Book Synopsis Chasing the White Whale by : David Dowling
Download or read book Chasing the White Whale written by David Dowling and published by University of Iowa Press. This book was released on 2010-11-28 with total page 254 pages. Available in PDF, EPUB and Kindle. Book excerpt: "There have been a lot of crazy books about Melville and Moby-Dickiut this isn't one of them. Dowling's overarching analogy, between Ishmael's and Melville's obsessions and the annual marathon group-reading of Moby-Dick in New Bedford, makes perfect sense and generates illuminating analyses of the novel and its cultural contexts. It also lets him open his book up into a passionate exploration of how great literature can still play a vital role in people's lives today"-Damion Searls, editor, Thoreau's The Journal: 1837-1861 and Melville's; or The Whale --Book Jacket.
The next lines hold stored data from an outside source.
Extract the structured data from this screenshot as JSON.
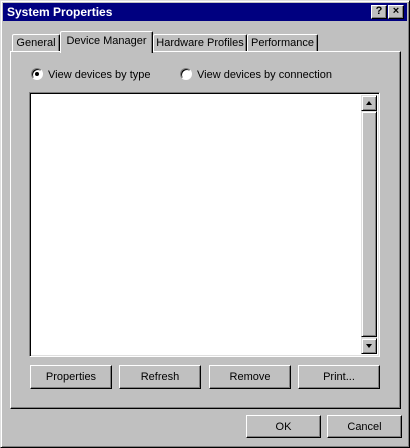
{
  "window": {
    "title": "System Properties",
    "help_label": "?",
    "close_label": "×"
  },
  "tabs": [
    {
      "label": "General",
      "active": false
    },
    {
      "label": "Device Manager",
      "active": true
    },
    {
      "label": "Hardware Profiles",
      "active": false
    },
    {
      "label": "Performance",
      "active": false
    }
  ],
  "view_options": {
    "by_type": {
      "label": "View devices by type",
      "checked": true
    },
    "by_connection": {
      "label": "View devices by connection",
      "checked": false
    }
  },
  "device_list": {
    "items": []
  },
  "device_buttons": {
    "properties": "Properties",
    "refresh": "Refresh",
    "remove": "Remove",
    "print": "Print..."
  },
  "dialog_buttons": {
    "ok": "OK",
    "cancel": "Cancel"
  },
  "colors": {
    "face": "#c0c0c0",
    "title_bar": "#000080",
    "title_text": "#ffffff"
  }
}
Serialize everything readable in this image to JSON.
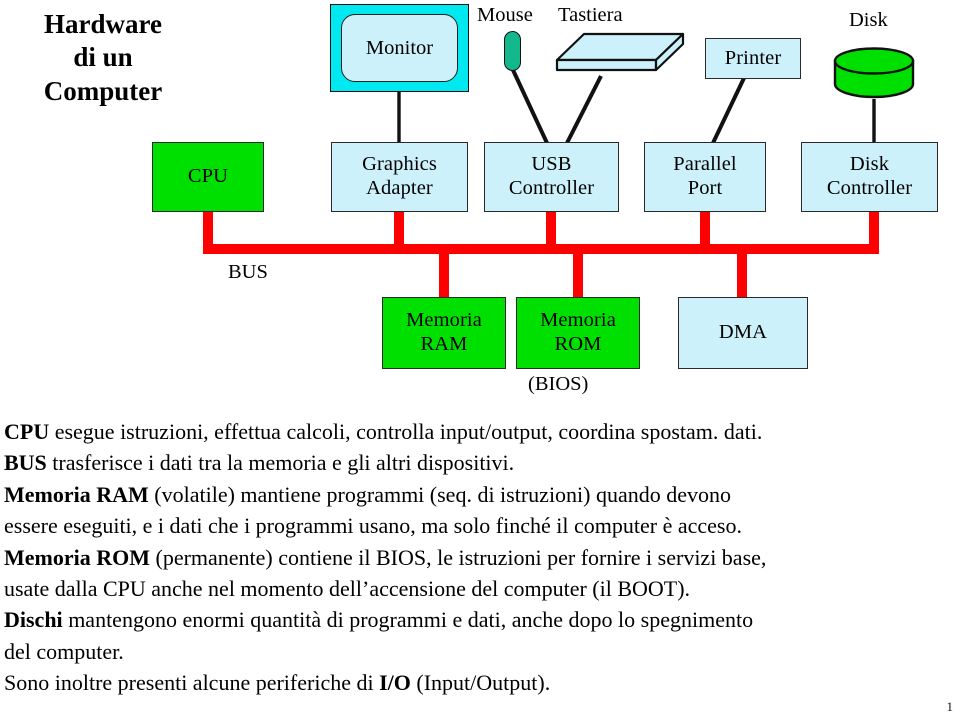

Download or read book Roman Disasters written by Jerry Toner and published by John Wiley & Sons. This book was released on 2018-03-07 with total page 233 pages. Available in PDF, EPUB and Kindle. Book excerpt: Roman Disasters looks at how the Romans coped with, thought about, and used disasters for their own ends. Rome has been famous throughout history for its great triumphs. Yet Rome also suffered colossal disasters. From the battle of Cannae, where fifty thousand men fell in a single day, to the destruction of Pompeii, to the first appearance of the bubonic plague, the Romans experienced large scale calamities.Earthquakes, fires, floods and famines also regularly afflicted them. This insightful book is the first to treat such disasters as a conceptual unity. It shows that vulnerability to disasters was affected by politics, social status, ideology and economics. Above all, it illustrates how the resilience of their political and cultural system allowed the Romans to survive the impact of these life-threatening events. The book also explores the important role disaster narratives played in Christian thought and rhetoric. Engaging and accessible, Roman Disasters will be enjoyed by students and general readers alike.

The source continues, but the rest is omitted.